Trois semaines après la suspension des réseaux sociaux décrétée le 17 février 2026 par la Haute autorité de la communication (HAC) du Gabon, les autorités de Libreville franchissent un nouveau cap. Le président de la HAC, Germain Ngoyo Moussavou, a annoncé le 2 mars que son institution travaille désormais à bloquer les réseaux privés virtuels (VPN), massivement adoptés par les internautes gabonais pour contourner la restriction.

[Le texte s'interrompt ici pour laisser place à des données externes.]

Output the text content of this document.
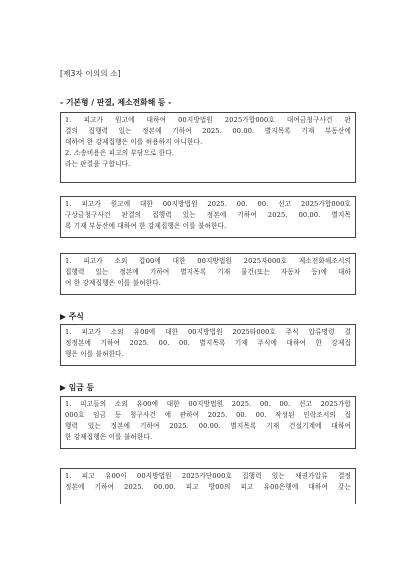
[제3자 이의의 소]
- 기본형 / 판결, 제소전화해 등 -
1. 피고가 원고에 대하여 00지방법원 2025가합000호 대여금청구사건 판
결의 집행력 있는 정본에 기하여 2025. 00.00. 별지목록 기재 부동산에
대하여 한 강제집행은 이를 허용하지 아니한다.
2. 소송비용은 피고의 부담으로 한다.
라는 판결을 구합니다.
1. 피고가 원고에 대한 00지방법원 2025. 00. 00. 선고 2025가합000호
구상금청구사건 판결의 집행력 있는 정본에 기하여 2025. 00.00. 별지목
록 기재 부동산에 대하여 한 강제집행은 이를 불허한다.
1. 피고가 소외 갑00에 대한 00지방법원 2025자000호 제소전화해조서의
집행력 있는 정본에 기하여 별지목록 기재 물건(또는 자동차 등)에 대하
여 한 강제집행은 이를 불허한다.
▶ 주식
1. 피고가 소외 유00에 대한 00지방법원 2025타000호 주식 압류명령 결
정정본에 기하여 2025. 00. 00. 별지목록 기재 주식에 대하여 한 강제집
행은 이를 불허한다.
▶ 임금 등
1. 피고들의 소외 유00에 대한 00지방법원 2025. 00. 00. 선고 2025가합
000호 임금 등 청구사건 에 관하여 2025. 00. 00. 작성된 인락조서의 집
행력 있는 정본에 기하여 2025. 00.00. 별지목록 기재 건설기계에 대하여
한 강제집행은 이를 불허한다.
1. 피고 유00이 00지방법원 2025카단000호 집행력 있는 채권가압류 결정
정본에 기하여 2025. 00.00. 피고 방00의 피고 유00은행에 대하여 갖는
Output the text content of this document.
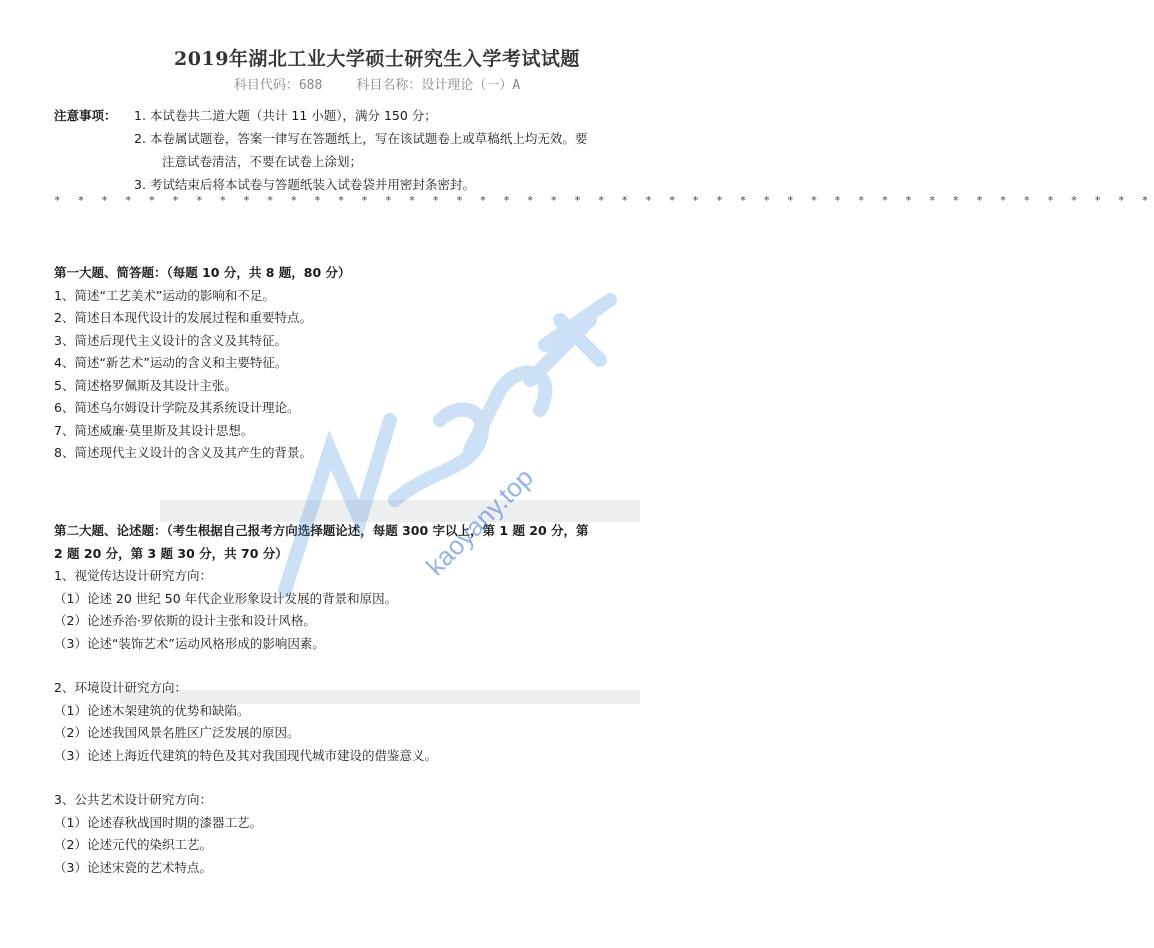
2019年湖北工业大学硕士研究生入学考试试题
科目代码：688	科目名称：设计理论（一）A
注意事项： 1. 本试卷共二道大题（共计 11 小题），满分 150 分；
2. 本卷属试题卷，答案一律写在答题纸上，写在该试题卷上或草稿纸上均无效。要
注意试卷清洁，不要在试卷上涂划；
3. 考试结束后将本试卷与答题纸装入试卷袋并用密封条密封。
* * * * * * * * * * * * * * * * * * * * * * * * * * * * * * * * * * * * * * * * * * * * * * *
第一大题、简答题：（每题 10 分，共 8 题，80 分）
1、简述“工艺美术”运动的影响和不足。
2、简述日本现代设计的发展过程和重要特点。
3、简述后现代主义设计的含义及其特征。
4、简述“新艺术”运动的含义和主要特征。
5、简述格罗佩斯及其设计主张。
6、简述乌尔姆设计学院及其系统设计理论。
7、简述威廉·莫里斯及其设计思想。
8、简述现代主义设计的含义及其产生的背景。
第二大题、论述题：（考生根据自己报考方向选择题论述，每题 300 字以上，第 1 题 20 分，第
2 题 20 分，第 3 题 30 分，共 70 分）
1、视觉传达设计研究方向：
（1）论述 20 世纪 50 年代企业形象设计发展的背景和原因。
（2）论述乔治·罗依斯的设计主张和设计风格。
（3）论述“装饰艺术”运动风格形成的影响因素。
2、环境设计研究方向：
（1）论述木架建筑的优势和缺陷。
（2）论述我国风景名胜区广泛发展的原因。
（3）论述上海近代建筑的特色及其对我国现代城市建设的借鉴意义。
3、公共艺术设计研究方向：
（1）论述春秋战国时期的漆器工艺。
（2）论述元代的染织工艺。
（3）论述宋瓷的艺术特点。
kaoyany.top
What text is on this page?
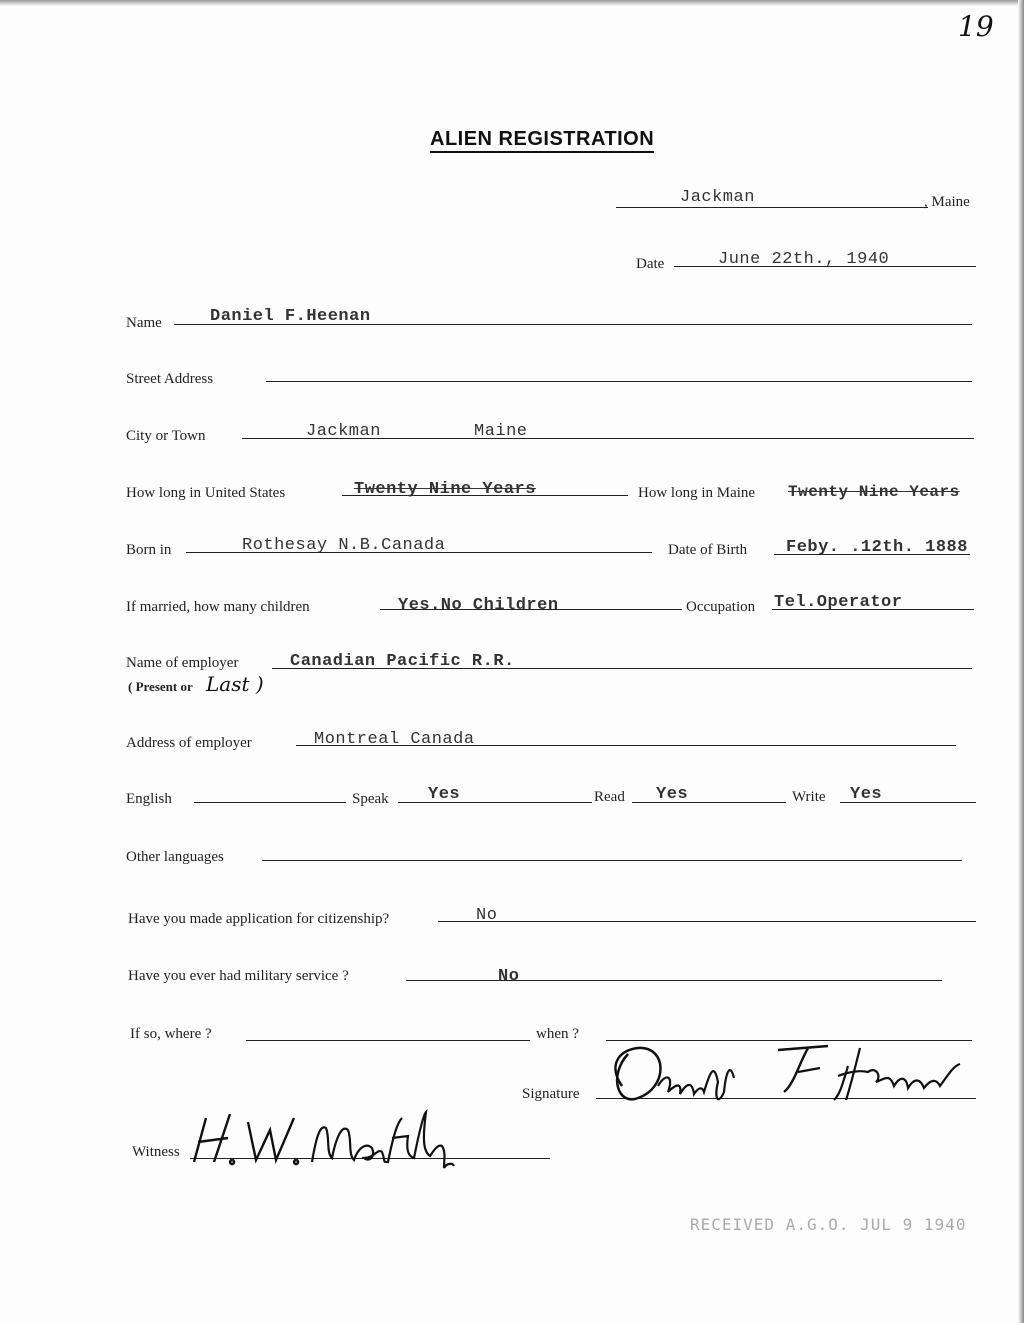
19
ALIEN REGISTRATION
Jackman	, Maine
Date	June 22th., 1940
Name	Daniel F.Heenan
Street Address
City or Town	Jackman	Maine
How long in United States	Twenty Nine Years	How long in Maine Twenty Nine Years
Born in	Rothesay N.B.Canada	Date of Birth Feby. .12th. 1888
If married, how many children	Yes.No Children	Occupation Tel.Operator
Name of employer	Canadian Pacific R.R.
( Present or Last )
Address of employer	Montreal Canada
English	Speak Yes	Read Yes	Write Yes
Other languages
Have you made application for citizenship?	No
Have you ever had military service ?	No
If so, where ?	when ?
Signature
Witness
RECEIVED A.G.O. JUL 9 1940
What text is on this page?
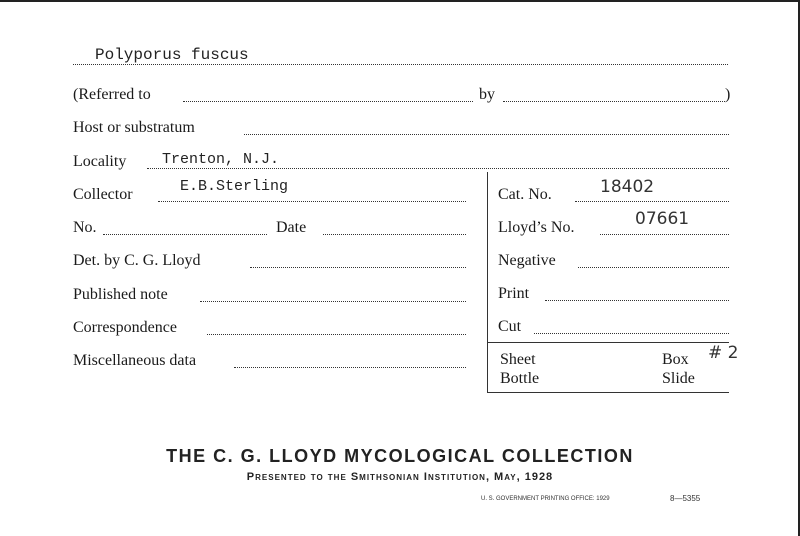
Polyporus fuscus
(Referred to	by	)
Host or substratum
Locality Trenton, N.J.
Collector	E.B.Sterling	Cat. No.	18402
No.	Date	Lloyd’s No.	07661
Det. by C. G. Lloyd	Negative
Published note	Print
Correspondence	Cut
Miscellaneous data	Sheet	Box # 2
Bottle	Slide
THE C. G. LLOYD MYCOLOGICAL COLLECTION
Presented to the Smithsonian Institution, May, 1928
U. S. GOVERNMENT PRINTING OFFICE: 1929	8—5355
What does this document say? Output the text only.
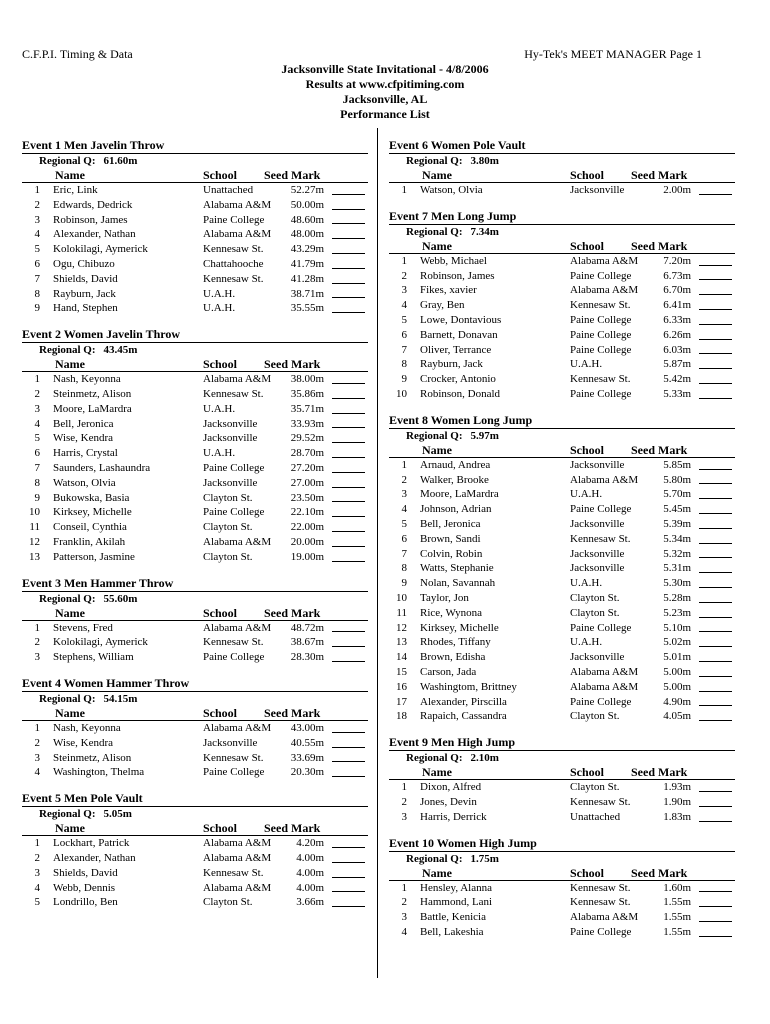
C.F.P.I. Timing & Data	Hy-Tek's MEET MANAGER Page 1
Jacksonville State Invitational - 4/8/2006
Results at www.cfpitiming.com
Jacksonville, AL
Performance List
Event 1 Men Javelin Throw
Regional Q: 61.60m
Name	School Seed Mark
1 Eric, Link	Unattached	52.27m
2 Edwards, Dedrick	Alabama A&M 50.00m
3 Robinson, James	Paine College 48.60m
4 Alexander, Nathan	Alabama A&M 48.00m
5 Kolokilagi, Aymerick	Kennesaw St. 43.29m
6 Ogu, Chibuzo	Chattahooche 41.79m
7 Shields, David	Kennesaw St. 41.28m
8 Rayburn, Jack	U.A.H.	38.71m
9 Hand, Stephen	U.A.H.	35.55m
Event 2 Women Javelin Throw
Regional Q: 43.45m
Name	School Seed Mark
1 Nash, Keyonna	Alabama A&M 38.00m
2 Steinmetz, Alison	Kennesaw St. 35.86m
3 Moore, LaMardra	U.A.H.	35.71m
4 Bell, Jeronica	Jacksonville	33.93m
5 Wise, Kendra	Jacksonville	29.52m
6 Harris, Crystal	U.A.H.	28.70m
7 Saunders, Lashaundra	Paine College 27.20m
8 Watson, Olvia	Jacksonville	27.00m
9 Bukowska, Basia	Clayton St.	23.50m
10 Kirksey, Michelle	Paine College 22.10m
11 Conseil, Cynthia	Clayton St.	22.00m
12 Franklin, Akilah	Alabama A&M 20.00m
13 Patterson, Jasmine	Clayton St.	19.00m
Event 3 Men Hammer Throw
Regional Q: 55.60m
Name	School Seed Mark
1 Stevens, Fred	Alabama A&M 48.72m
2 Kolokilagi, Aymerick	Kennesaw St. 38.67m
3 Stephens, William	Paine College 28.30m
Event 4 Women Hammer Throw
Regional Q: 54.15m
Name	School Seed Mark
1 Nash, Keyonna	Alabama A&M 43.00m
2 Wise, Kendra	Jacksonville	40.55m
3 Steinmetz, Alison	Kennesaw St. 33.69m
4 Washington, Thelma	Paine College 20.30m
Event 5 Men Pole Vault
Regional Q: 5.05m
Name	School Seed Mark
1 Lockhart, Patrick	Alabama A&M 4.20m
2 Alexander, Nathan	Alabama A&M 4.00m
3 Shields, David	Kennesaw St.	4.00m
4 Webb, Dennis	Alabama A&M 4.00m
5 Londrillo, Ben	Clayton St.	3.66m
Event 6 Women Pole Vault
Regional Q: 3.80m
Name	School Seed Mark
1 Watson, Olvia	Jacksonville	2.00m
Event 7 Men Long Jump
Regional Q: 7.34m
Name	School Seed Mark
1 Webb, Michael	Alabama A&M 7.20m
2 Robinson, James	Paine College	6.73m
3 Fikes, xavier	Alabama A&M 6.70m
4 Gray, Ben	Kennesaw St.	6.41m
5 Lowe, Dontavious	Paine College	6.33m
6 Barnett, Donavan	Paine College	6.26m
7 Oliver, Terrance	Paine College	6.03m
8 Rayburn, Jack	U.A.H.	5.87m
9 Crocker, Antonio	Kennesaw St.	5.42m
10 Robinson, Donald	Paine College	5.33m
Event 8 Women Long Jump
Regional Q: 5.97m
Name	School Seed Mark
1 Arnaud, Andrea	Jacksonville	5.85m
2 Walker, Brooke	Alabama A&M 5.80m
3 Moore, LaMardra	U.A.H.	5.70m
4 Johnson, Adrian	Paine College	5.45m
5 Bell, Jeronica	Jacksonville	5.39m
6 Brown, Sandi	Kennesaw St.	5.34m
7 Colvin, Robin	Jacksonville	5.32m
8 Watts, Stephanie	Jacksonville	5.31m
9 Nolan, Savannah	U.A.H.	5.30m
10 Taylor, Jon	Clayton St.	5.28m
11 Rice, Wynona	Clayton St.	5.23m
12 Kirksey, Michelle	Paine College	5.10m
13 Rhodes, Tiffany	U.A.H.	5.02m
14 Brown, Edisha	Jacksonville	5.01m
15 Carson, Jada	Alabama A&M 5.00m
16 Washingtom, Brittney	Alabama A&M 5.00m
17 Alexander, Pirscilla	Paine College	4.90m
18 Rapaich, Cassandra	Clayton St.	4.05m
Event 9 Men High Jump
Regional Q: 2.10m
Name	School Seed Mark
1 Dixon, Alfred	Clayton St.	1.93m
2 Jones, Devin	Kennesaw St.	1.90m
3 Harris, Derrick	Unattached	1.83m
Event 10 Women High Jump
Regional Q: 1.75m
Name	School Seed Mark
1 Hensley, Alanna	Kennesaw St.	1.60m
2 Hammond, Lani	Kennesaw St.	1.55m
3 Battle, Kenicia	Alabama A&M 1.55m
4 Bell, Lakeshia	Paine College	1.55m
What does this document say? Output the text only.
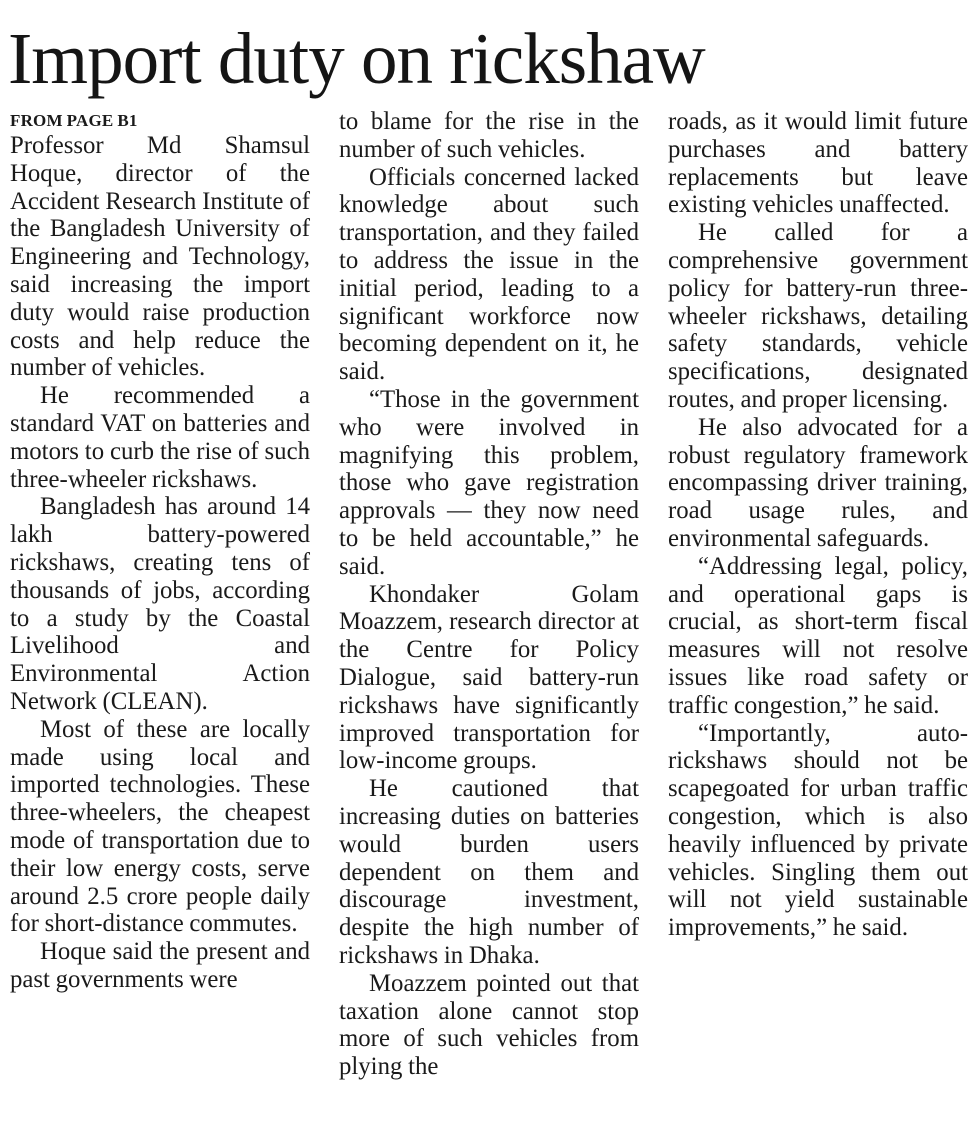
Import duty on rickshaw
FROM PAGE B1

Professor Md Shamsul Hoque, director of the Accident Research Institute of the Bangladesh University of Engineering and Technology, said increasing the import duty would raise production costs and help reduce the number of vehicles.

He recommended a standard VAT on batteries and motors to curb the rise of such three-wheeler rickshaws.

Bangladesh has around 14 lakh battery-powered rickshaws, creating tens of thousands of jobs, according to a study by the Coastal Livelihood and Environmental Action Network (CLEAN).

Most of these are locally made using local and imported technologies. These three-wheelers, the cheapest mode of transportation due to their low energy costs, serve around 2.5 crore people daily for short-distance commutes.

Hoque said the present and past governments were

to blame for the rise in the number of such vehicles.

Officials concerned lacked knowledge about such transportation, and they failed to address the issue in the initial period, leading to a significant workforce now becoming dependent on it, he said.

“Those in the government who were involved in magnifying this problem, those who gave registration approvals — they now need to be held accountable,” he said.

Khondaker Golam Moazzem, research director at the Centre for Policy Dialogue, said battery-run rickshaws have significantly improved transportation for low-income groups.

He cautioned that increasing duties on batteries would burden users dependent on them and discourage investment, despite the high number of rickshaws in Dhaka.

Moazzem pointed out that taxation alone cannot stop more of such vehicles from plying the

roads, as it would limit future purchases and battery replacements but leave existing vehicles unaffected.

He called for a comprehensive government policy for battery-run three-wheeler rickshaws, detailing safety standards, vehicle specifications, designated routes, and proper licensing.

He also advocated for a robust regulatory framework encompassing driver training, road usage rules, and environmental safeguards.

“Addressing legal, policy, and operational gaps is crucial, as short-term fiscal measures will not resolve issues like road safety or traffic congestion,” he said.

“Importantly, auto-rickshaws should not be scapegoated for urban traffic congestion, which is also heavily influenced by private vehicles. Singling them out will not yield sustainable improvements,” he said.
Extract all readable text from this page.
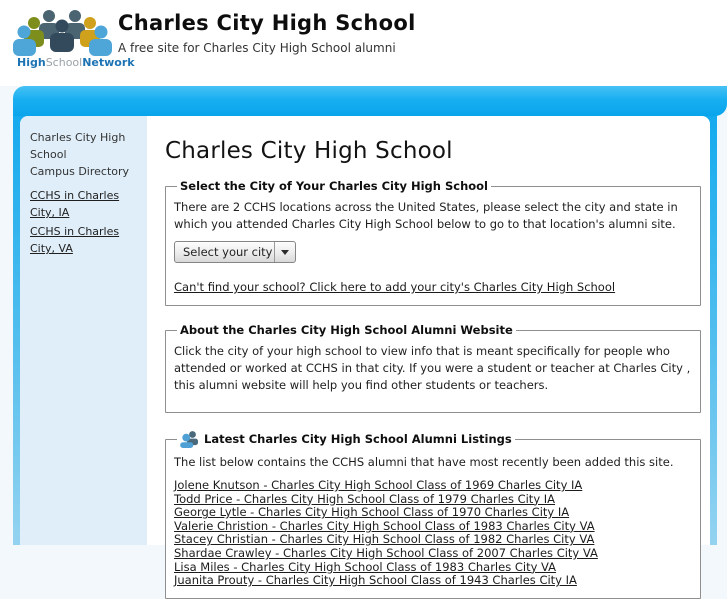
HighSchoolNetwork
Charles City High School
A free site for Charles City High School alumni
Charles City High School
Campus Directory
CCHS in Charles City, IA
CCHS in Charles City, VA
Charles City High School
Select the City of Your Charles City High School

There are 2 CCHS locations across the United States, please select the city and state in which you attended Charles City High School below to go to that location's alumni site.

Select your city
Can't find your school? Click here to add your city's Charles City High School
About the Charles City High School Alumni Website

Click the city of your high school to view info that is meant specifically for people who attended or worked at CCHS in that city. If you were a student or teacher at Charles City , this alumni website will help you find other students or teachers.

Latest Charles City High School Alumni Listings

The list below contains the CCHS alumni that have most recently been added this site.

Jolene Knutson - Charles City High School Class of 1969 Charles City IA
Todd Price - Charles City High School Class of 1979 Charles City IA
George Lytle - Charles City High School Class of 1970 Charles City IA
Valerie Christion - Charles City High School Class of 1983 Charles City VA
Stacey Christian - Charles City High School Class of 1982 Charles City VA
Shardae Crawley - Charles City High School Class of 2007 Charles City VA
Lisa Miles - Charles City High School Class of 1983 Charles City VA
Juanita Prouty - Charles City High School Class of 1943 Charles City IA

La décision initiale avait entraîné une ruée sans précédent vers ces outils de contournement : selon l’observatoire indépendant NetBlocks, leur usage a bondi de 25 000 % en une seule journée au Gabon après l’entrée en vigueur de la coupure le 18 février. Le fournisseur Proton a également fait état d’une forte hausse de téléchargements de son application VPN ce même jour.
La HAC distingue trois catégories de VPN
Dans une interview accordée au quotidien gabonais L’Union, Germain Ngoyo Moussavou a précisé que la HAC entend graduer sa réponse selon le type d’outil utilisé : les outils professionnels homologués ne seraient pas touchés, contrairement aux applications grand public, dont l’accès serait progressivement restreint en coordination avec les opérateurs de téléphonie. L’institution reconnaît travailler avec les opérateurs techniques pour rendre la mesure pleinement effective. Aucun gouvernement n’est jusqu’ici parvenu à une interdiction totale des VPN, dont le blocage est considéré comme très difficile à réaliser techniquement.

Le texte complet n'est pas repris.